The theory is that small caps are mostly held by regular taxpayers, who sell them off at the end of the calendar year to generate losses or crystallise gains.
- That means prices are depressed in January, leading to outsize returns for buying then.
Mitch is not entirely convinced by this, but doesn’t rule it out.
Another possibility is that the excess returns are a reward for illiquidity.
- This makes sense to me – institutional investors can’t get involved with small caps, so information flow is lumpy, which leads to mispricings.
Mitch strictly means then when you come to sell a small cap, you need to find a buyer.
- So you might need to sell cheaply, producing a bargain for the guy on the other side of the trade.

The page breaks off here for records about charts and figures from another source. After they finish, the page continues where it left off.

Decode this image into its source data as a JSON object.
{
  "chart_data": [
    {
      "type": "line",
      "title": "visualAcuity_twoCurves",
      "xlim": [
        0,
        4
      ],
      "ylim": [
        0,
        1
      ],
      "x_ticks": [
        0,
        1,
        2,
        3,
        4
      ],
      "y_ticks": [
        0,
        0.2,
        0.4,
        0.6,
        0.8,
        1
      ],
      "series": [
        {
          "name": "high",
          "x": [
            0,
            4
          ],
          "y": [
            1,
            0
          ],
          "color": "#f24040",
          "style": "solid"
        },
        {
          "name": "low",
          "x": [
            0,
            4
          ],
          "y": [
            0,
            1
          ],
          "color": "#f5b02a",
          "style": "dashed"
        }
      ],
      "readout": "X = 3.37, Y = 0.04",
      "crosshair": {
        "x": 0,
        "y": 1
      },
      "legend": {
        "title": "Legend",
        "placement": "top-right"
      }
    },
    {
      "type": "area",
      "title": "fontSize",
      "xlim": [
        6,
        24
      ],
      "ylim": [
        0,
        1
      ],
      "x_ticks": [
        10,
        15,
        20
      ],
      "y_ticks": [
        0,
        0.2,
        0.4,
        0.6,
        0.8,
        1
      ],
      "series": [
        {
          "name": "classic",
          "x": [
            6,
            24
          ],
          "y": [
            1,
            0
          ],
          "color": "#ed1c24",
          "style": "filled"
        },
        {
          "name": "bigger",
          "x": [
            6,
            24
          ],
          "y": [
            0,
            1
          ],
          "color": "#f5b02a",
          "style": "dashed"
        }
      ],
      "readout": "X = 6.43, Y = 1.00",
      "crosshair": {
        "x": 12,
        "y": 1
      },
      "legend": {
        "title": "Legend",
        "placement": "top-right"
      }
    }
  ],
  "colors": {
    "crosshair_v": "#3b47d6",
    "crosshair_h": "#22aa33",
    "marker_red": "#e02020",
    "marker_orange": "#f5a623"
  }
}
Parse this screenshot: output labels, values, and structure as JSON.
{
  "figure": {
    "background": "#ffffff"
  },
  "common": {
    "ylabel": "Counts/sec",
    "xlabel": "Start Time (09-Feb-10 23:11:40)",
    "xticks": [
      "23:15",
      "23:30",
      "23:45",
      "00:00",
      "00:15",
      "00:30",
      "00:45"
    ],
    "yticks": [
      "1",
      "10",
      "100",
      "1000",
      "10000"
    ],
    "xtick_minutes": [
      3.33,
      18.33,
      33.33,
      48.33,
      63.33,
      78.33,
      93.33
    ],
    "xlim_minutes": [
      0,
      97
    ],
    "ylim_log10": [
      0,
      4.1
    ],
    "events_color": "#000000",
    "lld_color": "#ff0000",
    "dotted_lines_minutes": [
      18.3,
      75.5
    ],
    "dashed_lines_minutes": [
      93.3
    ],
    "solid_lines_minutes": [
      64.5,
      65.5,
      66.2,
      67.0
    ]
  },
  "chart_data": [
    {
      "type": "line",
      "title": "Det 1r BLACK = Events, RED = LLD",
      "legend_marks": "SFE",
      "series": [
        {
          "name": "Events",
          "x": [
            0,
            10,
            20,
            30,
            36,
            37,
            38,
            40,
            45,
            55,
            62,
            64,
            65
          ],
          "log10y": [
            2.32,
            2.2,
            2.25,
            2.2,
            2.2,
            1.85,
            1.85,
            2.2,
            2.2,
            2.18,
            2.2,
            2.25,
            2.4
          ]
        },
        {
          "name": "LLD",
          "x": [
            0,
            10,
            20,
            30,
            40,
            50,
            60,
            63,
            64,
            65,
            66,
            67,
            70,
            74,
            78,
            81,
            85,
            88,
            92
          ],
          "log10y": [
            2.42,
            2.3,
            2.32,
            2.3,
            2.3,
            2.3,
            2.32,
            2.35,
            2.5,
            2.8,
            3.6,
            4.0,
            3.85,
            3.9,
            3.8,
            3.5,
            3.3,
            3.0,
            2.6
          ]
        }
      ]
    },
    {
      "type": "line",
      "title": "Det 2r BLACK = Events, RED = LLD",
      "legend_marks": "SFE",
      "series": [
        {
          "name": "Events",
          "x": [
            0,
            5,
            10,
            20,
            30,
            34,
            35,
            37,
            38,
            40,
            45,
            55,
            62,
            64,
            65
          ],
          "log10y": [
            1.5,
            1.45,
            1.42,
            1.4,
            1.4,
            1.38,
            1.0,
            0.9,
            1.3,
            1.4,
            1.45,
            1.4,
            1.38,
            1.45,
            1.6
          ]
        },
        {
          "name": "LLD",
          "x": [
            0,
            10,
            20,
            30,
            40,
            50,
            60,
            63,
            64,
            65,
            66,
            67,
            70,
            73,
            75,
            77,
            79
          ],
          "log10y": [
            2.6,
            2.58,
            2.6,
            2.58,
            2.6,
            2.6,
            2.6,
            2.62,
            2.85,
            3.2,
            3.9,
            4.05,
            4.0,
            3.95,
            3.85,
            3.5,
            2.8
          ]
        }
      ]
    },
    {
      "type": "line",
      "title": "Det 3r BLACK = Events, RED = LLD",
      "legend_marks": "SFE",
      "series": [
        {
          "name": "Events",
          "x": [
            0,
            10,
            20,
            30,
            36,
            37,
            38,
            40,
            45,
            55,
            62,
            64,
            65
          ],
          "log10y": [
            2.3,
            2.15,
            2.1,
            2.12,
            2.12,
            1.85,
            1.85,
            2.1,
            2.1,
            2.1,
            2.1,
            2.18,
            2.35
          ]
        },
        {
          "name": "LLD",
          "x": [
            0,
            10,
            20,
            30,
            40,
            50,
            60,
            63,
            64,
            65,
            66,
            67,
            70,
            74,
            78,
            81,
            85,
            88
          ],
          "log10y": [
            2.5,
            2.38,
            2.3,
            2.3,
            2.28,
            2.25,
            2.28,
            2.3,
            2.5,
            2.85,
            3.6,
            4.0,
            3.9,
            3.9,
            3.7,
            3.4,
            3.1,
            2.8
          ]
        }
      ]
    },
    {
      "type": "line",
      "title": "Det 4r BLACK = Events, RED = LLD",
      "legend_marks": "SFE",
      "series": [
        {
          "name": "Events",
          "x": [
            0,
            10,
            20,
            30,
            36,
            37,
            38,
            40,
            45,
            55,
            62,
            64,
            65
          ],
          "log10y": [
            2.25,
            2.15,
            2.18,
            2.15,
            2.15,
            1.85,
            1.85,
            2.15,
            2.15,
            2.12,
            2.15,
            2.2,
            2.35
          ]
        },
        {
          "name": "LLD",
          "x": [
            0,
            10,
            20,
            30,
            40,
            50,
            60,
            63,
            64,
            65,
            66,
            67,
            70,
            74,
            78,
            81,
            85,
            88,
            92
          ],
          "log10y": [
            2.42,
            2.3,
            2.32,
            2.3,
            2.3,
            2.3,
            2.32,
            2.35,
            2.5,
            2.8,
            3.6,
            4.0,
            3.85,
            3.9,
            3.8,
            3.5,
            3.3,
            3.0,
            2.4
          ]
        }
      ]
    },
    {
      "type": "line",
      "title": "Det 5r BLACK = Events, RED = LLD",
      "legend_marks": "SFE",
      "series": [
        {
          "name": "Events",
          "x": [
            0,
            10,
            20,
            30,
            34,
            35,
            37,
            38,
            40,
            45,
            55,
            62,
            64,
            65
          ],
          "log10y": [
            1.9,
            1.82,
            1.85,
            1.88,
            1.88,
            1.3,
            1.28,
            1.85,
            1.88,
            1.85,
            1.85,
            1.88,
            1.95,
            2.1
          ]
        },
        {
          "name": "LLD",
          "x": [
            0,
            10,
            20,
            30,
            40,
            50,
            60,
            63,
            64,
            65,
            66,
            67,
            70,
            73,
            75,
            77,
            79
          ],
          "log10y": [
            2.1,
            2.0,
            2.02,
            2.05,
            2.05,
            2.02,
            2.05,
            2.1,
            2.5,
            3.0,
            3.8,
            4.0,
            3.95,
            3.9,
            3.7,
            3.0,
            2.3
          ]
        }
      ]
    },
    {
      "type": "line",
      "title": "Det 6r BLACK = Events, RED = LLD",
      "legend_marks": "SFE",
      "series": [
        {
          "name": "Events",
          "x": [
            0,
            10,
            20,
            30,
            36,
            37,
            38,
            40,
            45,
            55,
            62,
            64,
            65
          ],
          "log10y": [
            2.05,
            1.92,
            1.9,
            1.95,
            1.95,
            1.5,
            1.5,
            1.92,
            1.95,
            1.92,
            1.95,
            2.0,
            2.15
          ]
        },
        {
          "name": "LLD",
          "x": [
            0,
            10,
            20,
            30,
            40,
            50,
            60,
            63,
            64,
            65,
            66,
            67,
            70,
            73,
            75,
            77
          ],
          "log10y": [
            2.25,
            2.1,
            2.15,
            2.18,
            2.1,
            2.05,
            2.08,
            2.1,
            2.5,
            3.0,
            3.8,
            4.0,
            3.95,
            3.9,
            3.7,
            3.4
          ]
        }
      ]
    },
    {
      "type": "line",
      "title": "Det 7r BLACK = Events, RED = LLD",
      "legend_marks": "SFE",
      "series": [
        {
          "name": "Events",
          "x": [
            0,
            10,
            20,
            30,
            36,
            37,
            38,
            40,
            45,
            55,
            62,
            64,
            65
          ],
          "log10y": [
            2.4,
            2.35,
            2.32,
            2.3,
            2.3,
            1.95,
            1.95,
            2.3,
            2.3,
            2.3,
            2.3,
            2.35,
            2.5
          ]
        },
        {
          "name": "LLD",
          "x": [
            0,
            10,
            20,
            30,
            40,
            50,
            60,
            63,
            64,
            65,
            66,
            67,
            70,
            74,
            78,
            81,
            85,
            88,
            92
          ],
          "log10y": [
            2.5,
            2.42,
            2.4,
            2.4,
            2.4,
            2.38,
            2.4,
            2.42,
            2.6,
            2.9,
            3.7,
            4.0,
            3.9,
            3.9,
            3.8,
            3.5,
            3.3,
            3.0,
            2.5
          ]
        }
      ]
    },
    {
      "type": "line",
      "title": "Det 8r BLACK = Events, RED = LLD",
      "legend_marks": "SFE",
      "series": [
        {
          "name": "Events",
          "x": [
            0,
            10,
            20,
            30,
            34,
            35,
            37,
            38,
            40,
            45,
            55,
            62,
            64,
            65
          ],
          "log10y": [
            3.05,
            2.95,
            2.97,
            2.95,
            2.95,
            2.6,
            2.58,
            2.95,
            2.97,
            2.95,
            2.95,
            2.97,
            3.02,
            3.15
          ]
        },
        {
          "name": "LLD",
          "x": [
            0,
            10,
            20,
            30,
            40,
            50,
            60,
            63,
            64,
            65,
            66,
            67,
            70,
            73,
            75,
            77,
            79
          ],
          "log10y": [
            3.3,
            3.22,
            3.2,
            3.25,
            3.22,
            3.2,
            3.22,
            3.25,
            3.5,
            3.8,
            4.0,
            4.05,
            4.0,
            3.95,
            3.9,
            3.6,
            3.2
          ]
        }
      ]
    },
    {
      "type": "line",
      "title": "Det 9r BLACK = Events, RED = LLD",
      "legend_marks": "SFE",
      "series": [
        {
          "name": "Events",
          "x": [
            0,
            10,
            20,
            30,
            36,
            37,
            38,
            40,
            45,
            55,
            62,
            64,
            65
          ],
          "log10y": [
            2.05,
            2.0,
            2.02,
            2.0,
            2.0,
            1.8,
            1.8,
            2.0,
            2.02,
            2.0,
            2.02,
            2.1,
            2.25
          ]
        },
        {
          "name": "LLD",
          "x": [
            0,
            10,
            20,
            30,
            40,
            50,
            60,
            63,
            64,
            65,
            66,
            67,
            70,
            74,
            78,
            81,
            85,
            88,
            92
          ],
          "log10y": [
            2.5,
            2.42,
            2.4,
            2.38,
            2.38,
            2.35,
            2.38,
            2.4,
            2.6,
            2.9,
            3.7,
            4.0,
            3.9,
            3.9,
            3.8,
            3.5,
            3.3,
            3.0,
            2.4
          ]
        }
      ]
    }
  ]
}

He states further that the wide spread on small caps can entirely eliminate the excess returns from the anomaly.
- So we need to keep transactions to a minimum.
- But with transaction costs always falling, he expects the anomaly to work in the future.
Mitch also points out that the small-cap anomaly pairs well with value:
If you are going to try to exploit the small-cap anomaly, small-cap value is the way to go.
It’s been an interesting if somewhat low-key start to the book.
- I’ve focused on the actionable quirks of the market rather than Mitch’s explanations of why they might happen.
I’m not sure at this point how to receive timely notice of changes in analyst recommendations, but Stockopedia shows trends of analyst earnings forecasts in its Stock Reports, and they might work as a proxy.
- We’ll find out more at the end of the book when I try to build a stock screen or two.
The small cap phenomenon is well-known, but revisiting it has generated two (not original) ideas:
- Pairing small cap with value.
- A pairs trade between small cap and large cap to exploit the unreliability of the effect over time.
I’ll be back in a couple of weeks with the next three chapters of the book, which look at earnings estimate revisions, price momentum and piggybacking on insider buys.